Fundamentals Deep Dive

Python Modules & Packages

Break large projects into maintainable modules and packages. Master the import system, virtual environments, and packaging basics so your code scales cleanly.

Why modularity matters

  • Keeps files short and focused
  • Enables reuse and testing
  • Unlocks packaging/distribution via pip

Imports in practice

import math
from datetime import datetime as dt

from app.payments import processor
  • Use absolute imports for clarity.
  • Avoid wildcard imports (from module import *).
  • Use __all__ to control export surface.

Module search path

Python searches in this order:

  1. Directory containing the script/REPL session.
  2. Paths listed in PYTHONPATH.
  3. Standard library directories.
  4. Site-packages for the active environment.

Inspect with:

import sys
print(sys.path)

Package structure

payments/
├── payments/__init__.py
├── payments/processors.py
├── payments/utils.py
├── tests/
│ └── test_processors.py
└── pyproject.toml
  • __init__.py marks a directory as a package.
  • Use pyproject.toml to define metadata and dependencies.

Relative imports

from .utils import sanitize
from ..core.config import settings

Use sparingly inside packages; prefer absolute imports for readability unless reorganizing submodules frequently.

Publishing basics

  1. Add metadata to pyproject.toml (name, version, dependencies).
  2. Build with python -m build.
  3. Upload to PyPI via twine.

For internal packages, push to a private index or install from VCS directly.

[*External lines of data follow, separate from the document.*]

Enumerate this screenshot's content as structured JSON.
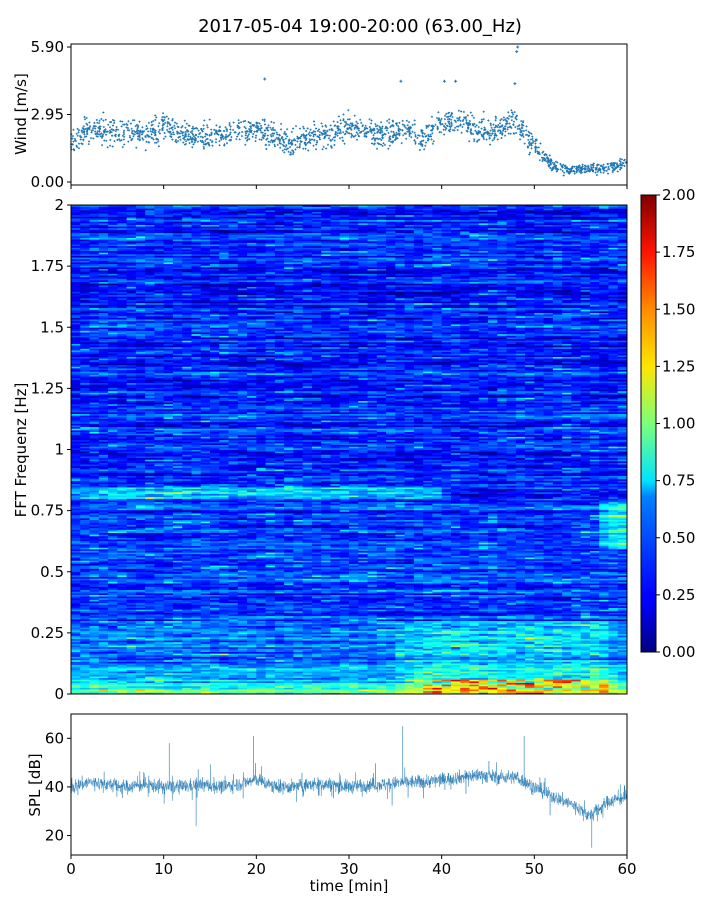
{
  "chart_data": {
    "title": "2017-05-04 19:00-20:00 (63.00_Hz)",
    "xlabel": "time [min]",
    "x_ticks": [
      "0",
      "10",
      "20",
      "30",
      "40",
      "50",
      "60"
    ],
    "xlim": [
      0,
      60
    ],
    "panels": [
      {
        "type": "scatter",
        "name": "wind",
        "ylabel": "Wind [m/s]",
        "ylim": [
          0,
          5.9
        ],
        "y_ticks": [
          "0.00",
          "2.95",
          "5.90"
        ],
        "color": "#1f77b4",
        "trend": {
          "x": [
            0,
            2,
            4,
            6,
            8,
            10,
            12,
            14,
            16,
            18,
            20,
            22,
            24,
            26,
            28,
            30,
            32,
            34,
            36,
            38,
            40,
            42,
            44,
            46,
            48,
            50,
            52,
            54,
            56,
            58,
            60
          ],
          "y": [
            1.8,
            2.3,
            2.2,
            2.2,
            2.1,
            2.4,
            2.1,
            2.0,
            2.1,
            2.2,
            2.3,
            2.0,
            1.6,
            2.0,
            2.1,
            2.4,
            2.2,
            2.1,
            2.3,
            1.9,
            2.6,
            2.7,
            2.2,
            2.3,
            2.6,
            1.6,
            0.7,
            0.5,
            0.6,
            0.6,
            0.8
          ]
        },
        "spread": 0.55,
        "outliers": [
          {
            "x": 48.2,
            "y": 5.9
          },
          {
            "x": 48.1,
            "y": 5.7
          },
          {
            "x": 20.9,
            "y": 4.5
          },
          {
            "x": 35.6,
            "y": 4.4
          },
          {
            "x": 41.5,
            "y": 4.4
          },
          {
            "x": 40.3,
            "y": 4.4
          },
          {
            "x": 47.9,
            "y": 4.3
          }
        ]
      },
      {
        "type": "heatmap",
        "name": "spectrogram",
        "ylabel": "FFT Frequenz [Hz]",
        "ylim": [
          0,
          2
        ],
        "y_ticks": [
          "0",
          "0.25",
          "0.5",
          "0.75",
          "1",
          "1.25",
          "1.5",
          "1.75",
          "2"
        ],
        "colormap": "jet",
        "clim": [
          0,
          2
        ],
        "colorbar_ticks": [
          "0.00",
          "0.25",
          "0.50",
          "0.75",
          "1.00",
          "1.25",
          "1.50",
          "1.75",
          "2.00"
        ],
        "features": "low values (0.1-0.5) dominate above 0.3 Hz; elevated 0.5-1.2 below 0.25 Hz; hot spots up to 2.0 near 0-0.05 Hz around 40-58 min; band at ~0.82 Hz between 0-40 min"
      },
      {
        "type": "line",
        "name": "spl",
        "ylabel": "SPL [dB]",
        "ylim": [
          12,
          70
        ],
        "y_ticks": [
          "20",
          "40",
          "60"
        ],
        "color": "#1f77b4",
        "trend": {
          "x": [
            0,
            2,
            4,
            6,
            8,
            10,
            12,
            14,
            16,
            18,
            20,
            22,
            24,
            26,
            28,
            30,
            32,
            34,
            36,
            38,
            40,
            42,
            44,
            46,
            48,
            50,
            52,
            54,
            56,
            58,
            60
          ],
          "y": [
            40,
            42,
            41,
            40,
            41,
            40,
            40,
            41,
            40,
            41,
            43,
            40,
            40,
            41,
            41,
            40,
            41,
            41,
            42,
            42,
            43,
            44,
            45,
            44,
            44,
            40,
            36,
            33,
            28,
            34,
            36
          ]
        },
        "spread": 5,
        "spikes": [
          {
            "x": 35.8,
            "y": 65
          },
          {
            "x": 19.7,
            "y": 61
          },
          {
            "x": 48.9,
            "y": 61
          },
          {
            "x": 10.6,
            "y": 58
          },
          {
            "x": 13.5,
            "y": 24
          },
          {
            "x": 56.2,
            "y": 15
          }
        ]
      }
    ]
  }
}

Next up in your learning path

Frequently Asked Questions

Do I still need `__init__.py` on Python 3?

Implicit namespace packages work without `__init__.py`, but adding the file keeps behavior consistent and lets you control what gets exported.

What's the difference between a module and a package?

A module is a single `.py` file. A package is a directory containing modules (and usually an `__init__.py`). Packages are how you distribute groups of modules.

How do I avoid circular imports?

Refactor shared logic into separate modules, delay imports inside functions, or reorganize dependencies. Excessive circular imports signal a design issue.